Do you listen to your gut, your body’s reaction telling you to stop?
Or do you listen to your heart, preparing your to face your fears?
These two chemical reactions in our bodies a lot of times can be the deciding factor in situations that might seem extreme, and the outcome from choosing one or the other will decide whether you live epically, or you embrace boredom.
It’s simple really when you break it down, like the beginning.
Choice #1: Listen to your Gut
Your gut is telling you not to leap off the bungie jump platform. If you listen to it, you will back away, unwrap your feet, retreat back to the office with your head down hoping to receive a refund, and all the while the soundtrack of your defeat are the exhilarated screams of those who did jump. That day will end with regrets, reflection, and overall disappointment,
Choice #2: Listen to your Heart
Your heart has your body tense and energized, ready to take on the task head first.

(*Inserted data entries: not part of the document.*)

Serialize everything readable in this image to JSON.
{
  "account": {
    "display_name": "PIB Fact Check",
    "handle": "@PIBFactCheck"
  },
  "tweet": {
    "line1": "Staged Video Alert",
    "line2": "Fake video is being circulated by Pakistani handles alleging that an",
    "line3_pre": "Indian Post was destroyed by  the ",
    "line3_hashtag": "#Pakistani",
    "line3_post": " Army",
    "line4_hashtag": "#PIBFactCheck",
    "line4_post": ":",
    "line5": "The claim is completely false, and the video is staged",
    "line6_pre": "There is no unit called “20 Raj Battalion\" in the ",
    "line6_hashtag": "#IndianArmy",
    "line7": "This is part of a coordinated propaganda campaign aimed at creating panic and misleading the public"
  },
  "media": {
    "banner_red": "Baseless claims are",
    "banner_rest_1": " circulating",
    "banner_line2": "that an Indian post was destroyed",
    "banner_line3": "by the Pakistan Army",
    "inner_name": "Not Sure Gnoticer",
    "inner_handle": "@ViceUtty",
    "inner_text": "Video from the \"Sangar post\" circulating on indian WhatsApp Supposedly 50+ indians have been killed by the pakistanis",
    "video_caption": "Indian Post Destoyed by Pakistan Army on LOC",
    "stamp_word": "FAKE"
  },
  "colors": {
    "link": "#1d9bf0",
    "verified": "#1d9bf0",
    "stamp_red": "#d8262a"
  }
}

You are nervous, but you trust your heart and take a leap of faith anyway. Immediately your gut retreats even further, the rope disappears behind you, and the feeling of death consumes your body as you plummet toward the water and rocks. Then, when all feels lost, you begin to lift back into the air, springing towards the sky. You realize everything is fine, and you are alive.
Actually, You are more likely to scream out joyful profanities like, “FUCK YEAH! I’M ALIVE!”

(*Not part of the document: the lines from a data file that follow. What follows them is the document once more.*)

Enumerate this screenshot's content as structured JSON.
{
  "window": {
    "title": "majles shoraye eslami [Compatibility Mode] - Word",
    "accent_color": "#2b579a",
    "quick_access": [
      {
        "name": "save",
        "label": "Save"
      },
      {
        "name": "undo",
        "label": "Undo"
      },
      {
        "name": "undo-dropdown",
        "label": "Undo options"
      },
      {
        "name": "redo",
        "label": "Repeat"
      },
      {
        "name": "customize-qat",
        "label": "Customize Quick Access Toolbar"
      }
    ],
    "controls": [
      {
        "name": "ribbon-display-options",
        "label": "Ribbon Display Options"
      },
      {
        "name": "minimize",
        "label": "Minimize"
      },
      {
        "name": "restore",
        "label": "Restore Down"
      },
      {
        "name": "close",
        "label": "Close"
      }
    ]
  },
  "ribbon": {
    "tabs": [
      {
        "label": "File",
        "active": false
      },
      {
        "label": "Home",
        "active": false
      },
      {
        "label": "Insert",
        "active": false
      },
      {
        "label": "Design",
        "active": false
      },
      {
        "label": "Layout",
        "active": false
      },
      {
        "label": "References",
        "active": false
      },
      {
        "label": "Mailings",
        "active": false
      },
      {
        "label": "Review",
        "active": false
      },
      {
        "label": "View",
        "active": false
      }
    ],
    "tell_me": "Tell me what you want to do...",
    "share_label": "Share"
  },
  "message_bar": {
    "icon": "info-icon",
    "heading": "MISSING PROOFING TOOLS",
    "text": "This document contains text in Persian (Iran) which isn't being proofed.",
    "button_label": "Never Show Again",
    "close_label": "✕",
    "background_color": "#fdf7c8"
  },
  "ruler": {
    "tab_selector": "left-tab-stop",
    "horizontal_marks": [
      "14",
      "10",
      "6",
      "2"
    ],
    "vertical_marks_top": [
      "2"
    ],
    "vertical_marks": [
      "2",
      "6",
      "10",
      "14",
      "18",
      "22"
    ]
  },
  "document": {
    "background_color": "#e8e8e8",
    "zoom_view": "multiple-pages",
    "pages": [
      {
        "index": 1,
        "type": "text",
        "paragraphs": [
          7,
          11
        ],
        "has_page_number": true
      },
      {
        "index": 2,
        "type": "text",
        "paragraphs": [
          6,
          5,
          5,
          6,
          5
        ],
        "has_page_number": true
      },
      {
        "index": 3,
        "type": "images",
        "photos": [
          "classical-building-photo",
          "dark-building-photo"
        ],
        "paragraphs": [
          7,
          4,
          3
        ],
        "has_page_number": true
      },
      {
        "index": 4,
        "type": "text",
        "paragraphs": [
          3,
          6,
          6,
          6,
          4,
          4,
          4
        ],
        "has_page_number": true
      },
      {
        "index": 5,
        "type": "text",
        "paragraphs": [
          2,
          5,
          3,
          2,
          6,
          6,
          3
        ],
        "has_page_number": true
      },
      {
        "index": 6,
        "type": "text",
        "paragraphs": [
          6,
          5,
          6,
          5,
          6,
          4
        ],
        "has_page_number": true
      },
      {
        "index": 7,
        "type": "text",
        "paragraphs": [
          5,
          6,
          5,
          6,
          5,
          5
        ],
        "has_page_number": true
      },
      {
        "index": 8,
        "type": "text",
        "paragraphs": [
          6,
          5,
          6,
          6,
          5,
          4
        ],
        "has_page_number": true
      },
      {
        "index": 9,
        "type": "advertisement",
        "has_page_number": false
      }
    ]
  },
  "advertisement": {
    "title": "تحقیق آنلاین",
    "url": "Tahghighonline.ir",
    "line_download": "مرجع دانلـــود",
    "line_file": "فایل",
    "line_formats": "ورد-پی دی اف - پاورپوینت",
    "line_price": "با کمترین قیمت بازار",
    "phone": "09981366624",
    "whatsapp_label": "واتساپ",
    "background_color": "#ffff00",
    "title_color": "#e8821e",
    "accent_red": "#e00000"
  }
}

You are more alive than ever. You have never felt this much euphoria in your life. Your heart has never beat so strong. You feel as though you conquered death. Well, you conquered something even harder: Fear and Doubt.

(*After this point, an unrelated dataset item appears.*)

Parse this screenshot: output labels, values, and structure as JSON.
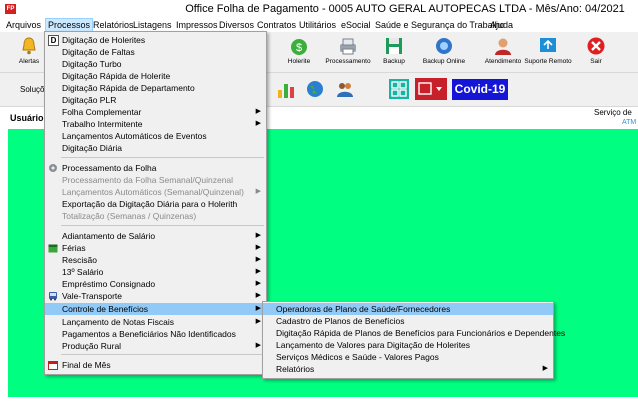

Through an experience recently, it showed me which one to trust, and which one will lead to a more exciting life.
Earlier this month the DC Stunt Coalition invited its members out to the currently closed down Six Flags theme park. The stunt team coordinator that supervises the live action performances at the park offered for our rag-tag group to come practice fight choreography and stunts.
I jumped at the chance to practice more (no pun intended). You see, I’m not very versed in professional stunt work, but I’ve always had a knack for falling off of things and surviving, so I figured I’d fit right in. During the course of the day, we progressed from jumping ground level onto mats to flipping from 5 feet above the ground onto mats.
Then to the big whopper — a 40ft flip off a building!
Yeah, talk about easing us in.
The majority of the group clamored up the stairs to the second story of a prop building where we would jump from. Below, a 10X4 mat surrounded by a wood fence with no room for error.
It was scary as hell.
One by one most tumbled off, flipping last-minute and landing on our backs as instructed, some backed away and retreated downstairs. When it was my turn I stepped to the edge and stopped. My gut knotted up as a peered over the edge and my blood was pumping. Without thinking too much further I leapt off, flipped, and landed on the mat. It felt AWESOME!
Next up was an older gentleman, maybe in his mid to late 50’s. He had gone up before me, walked to the edge, and backed away multiple times. His gut was telling him not to jump and he was listening. From below, we all shouted encouragement to get him to jump.
One participant shouted, “It’s okay if you can’t do it! Our bodies are made to prevent us from doing things like this, it doesn’t hurt to listen to your gut!”
After hearing that I thought to myself — if he steps down and doesn’t jump he’ll be safe, but I know he will regret it when he gets home.
And then suddenly he jumped. The damn fool jumped! When he landed, he had such an astonished look on his face as he threw his hands in the air in victory.
“I did it. I didn’t think I could, but I did! Damn, I can’t wait to tell my wife.”
Even though his gut was trying to anchor him in the face of fear, he decided to fight it. Now he will have a spectacular story to tell as opposed to no story at all.
He trusted his heart, not listen to his gut.
There is no reason why life should be boring. Everyday there are opportunities to live gnarly; to do something that might seem outrageous, out of character, or even extreme. In the end it will be immensely worthwhile.
But, like all situations, there will be something opposing this exciting lifestyle. Some are easier to work through like swatting off naysayers and bitch-slapping doubters. It’s much harder to fight your body.
These feelings will arise when you first decide to quit your job to travel, when you ditch all of your belongings, when you first hop on the airplane, when you have your first opportunity to sky dive, and everything else that comes along with a more adventurous life. But instead of fighting your body’s reaction, know that your gut is telling you that something ahead is a harder jump to make, and your heart is telling you to leap.
So don’t back down. Don’t settle for boring. Just leap and I promise you it’ll be worth it.